The QUT Career Mentor Scheme matches students with professionals to help guide the students’ transition to the workplace. In addition to requirements the students must meet during the year-long mentorship, the Program provides guidance in how both the mentor and mentee can forge an effective relationship and meet specific program objectives together.

Since February, Zach and his mentee have met regularly to discuss a broad range of professional development topics, from how to present well during job interviews and foster teamwork among colleagues to setting and achieving professional goals and making the most of networking opportunities.

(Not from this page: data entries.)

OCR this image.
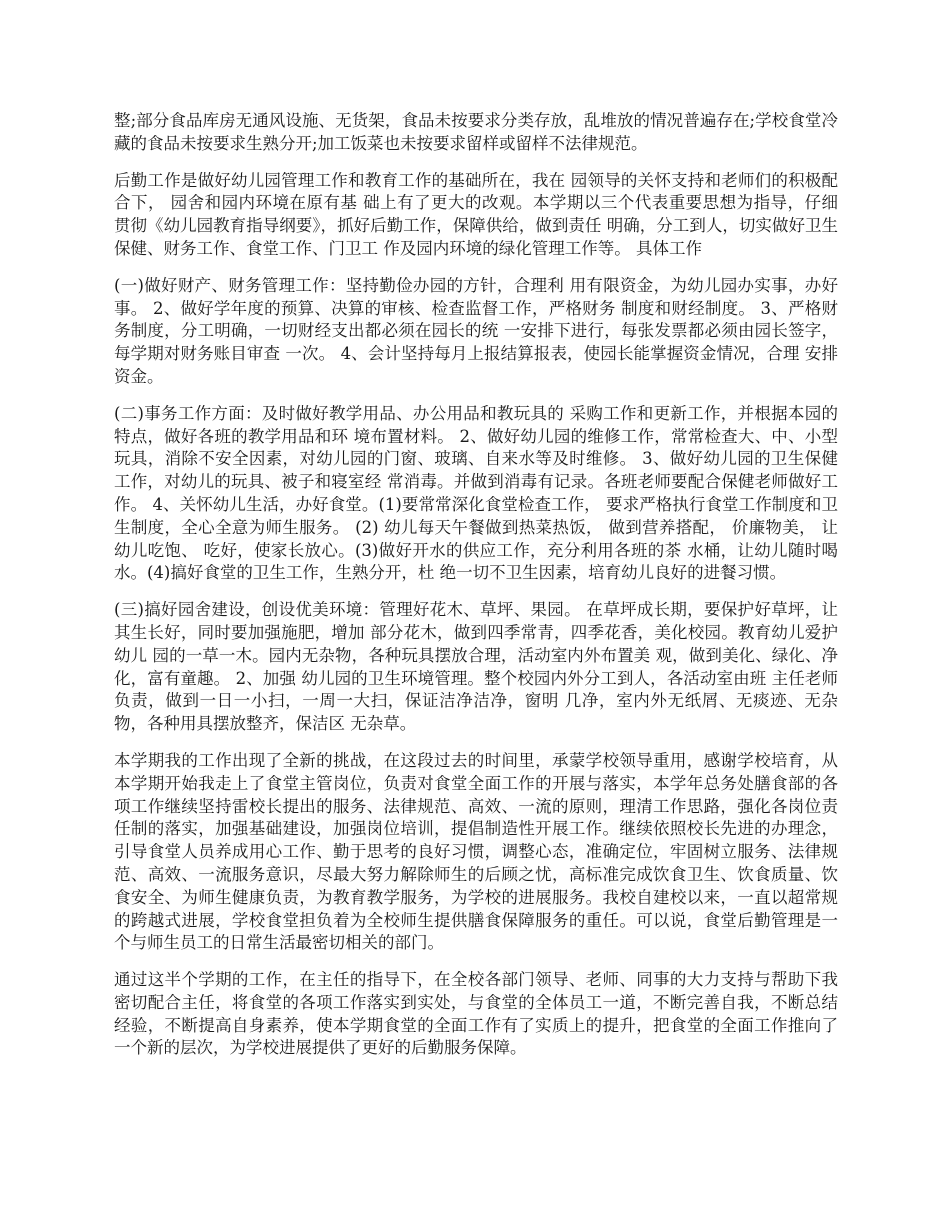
整;部分食品库房无通风设施、无货架，食品未按要求分类存放，乱堆放的情况普遍存在;学校食堂冷藏的食品未按要求生熟分开;加工饭菜也未按要求留样或留样不法律规范。

后勤工作是做好幼儿园管理工作和教育工作的基础所在，我在 园领导的关怀支持和老师们的积极配合下， 园舍和园内环境在原有基 础上有了更大的改观。本学期以三个代表重要思想为指导，仔细 贯彻《幼儿园教育指导纲要》，抓好后勤工作，保障供给，做到责任 明确，分工到人，切实做好卫生保健、财务工作、食堂工作、门卫工 作及园内环境的绿化管理工作等。 具体工作

(一)做好财产、财务管理工作：坚持勤俭办园的方针，合理利 用有限资金，为幼儿园办实事，办好事。 2、做好学年度的预算、决算的审核、检查监督工作，严格财务 制度和财经制度。 3、严格财务制度，分工明确，一切财经支出都必须在园长的统 一安排下进行，每张发票都必须由园长签字，每学期对财务账目审查 一次。 4、会计坚持每月上报结算报表，使园长能掌握资金情况，合理 安排资金。

(二)事务工作方面：及时做好教学用品、办公用品和教玩具的 采购工作和更新工作，并根据本园的特点，做好各班的教学用品和环 境布置材料。 2、做好幼儿园的维修工作，常常检查大、中、小型玩具，消除不安全因素，对幼儿园的门窗、玻璃、自来水等及时维修。 3、做好幼儿园的卫生保健工作，对幼儿的玩具、被子和寝室经 常消毒。并做到消毒有记录。各班老师要配合保健老师做好工作。 4、关怀幼儿生活，办好食堂。(1)要常常深化食堂检查工作， 要求严格执行食堂工作制度和卫生制度，全心全意为师生服务。 (2) 幼儿每天午餐做到热菜热饭， 做到营养搭配， 价廉物美， 让幼儿吃饱、 吃好，使家长放心。(3)做好开水的供应工作，充分利用各班的茶 水桶，让幼儿随时喝水。(4)搞好食堂的卫生工作，生熟分开，杜 绝一切不卫生因素，培育幼儿良好的进餐习惯。

(三)搞好园舍建设，创设优美环境：管理好花木、草坪、果园。 在草坪成长期，要保护好草坪，让其生长好，同时要加强施肥，增加 部分花木，做到四季常青，四季花香，美化校园。教育幼儿爱护幼儿 园的一草一木。园内无杂物，各种玩具摆放合理，活动室内外布置美 观，做到美化、绿化、净化，富有童趣。 2、加强 幼儿园的卫生环境管理。整个校园内外分工到人，各活动室由班 主任老师负责，做到一日一小扫，一周一大扫，保证洁净洁净，窗明 几净，室内外无纸屑、无痰迹、无杂物，各种用具摆放整齐，保洁区 无杂草。

本学期我的工作出现了全新的挑战，在这段过去的时间里，承蒙学校领导重用，感谢学校培育，从本学期开始我走上了食堂主管岗位，负责对食堂全面工作的开展与落实，本学年总务处膳食部的各项工作继续坚持雷校长提出的服务、法律规范、高效、一流的原则，理清工作思路，强化各岗位责任制的落实，加强基础建设，加强岗位培训，提倡制造性开展工作。继续依照校长先进的办理念，引导食堂人员养成用心工作、勤于思考的良好习惯，调整心态，准确定位，牢固树立服务、法律规范、高效、一流服务意识，尽最大努力解除师生的后顾之忧，高标准完成饮食卫生、饮食质量、饮食安全、为师生健康负责，为教育教学服务，为学校的进展服务。我校自建校以来，一直以超常规的跨越式进展，学校食堂担负着为全校师生提供膳食保障服务的重任。可以说，食堂后勤管理是一个与师生员工的日常生活最密切相关的部门。

通过这半个学期的工作，在主任的指导下，在全校各部门领导、老师、同事的大力支持与帮助下我密切配合主任，将食堂的各项工作落实到实处，与食堂的全体员工一道，不断完善自我，不断总结经验，不断提高自身素养，使本学期食堂的全面工作有了实质上的提升，把食堂的全面工作推向了一个新的层次，为学校进展提供了更好的后勤服务保障。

“The first time I met with my mentee, we talked about what process she envisioned and how she works best. She’s a little less structured and that has worked out quite well for us,” he says. “We talk about goals and objectives, both short term and long term, and how to reach those. It’s worked out well because it’s been quite fluid.”

Zach notes that while he and his mentee are focusing their careers different fields within engineering, there are many commonalities. Their conversations explore the differences in working for a large firm versus a small one and a multidisciplinary firm versus a specialized company. The pair also discusses presentation skills, resume writing, and how to resolve personality conflicts with co-workers.

“What she struggles with, and I can definitely relate to this coming out of university, is that you feel you have a good handle on the more technical things and what you could really use some help with are the soft skills,” he says.

Zach adds that he benefits as much from the experience as his mentee does. It allows him to give back to the professional community and hone his mentoring skills so he can help other emerging professionals in the future. His experience with his mentee emphasizes the importance of professional development and sharing one’s knowledge with a younger generation of engineers and planners.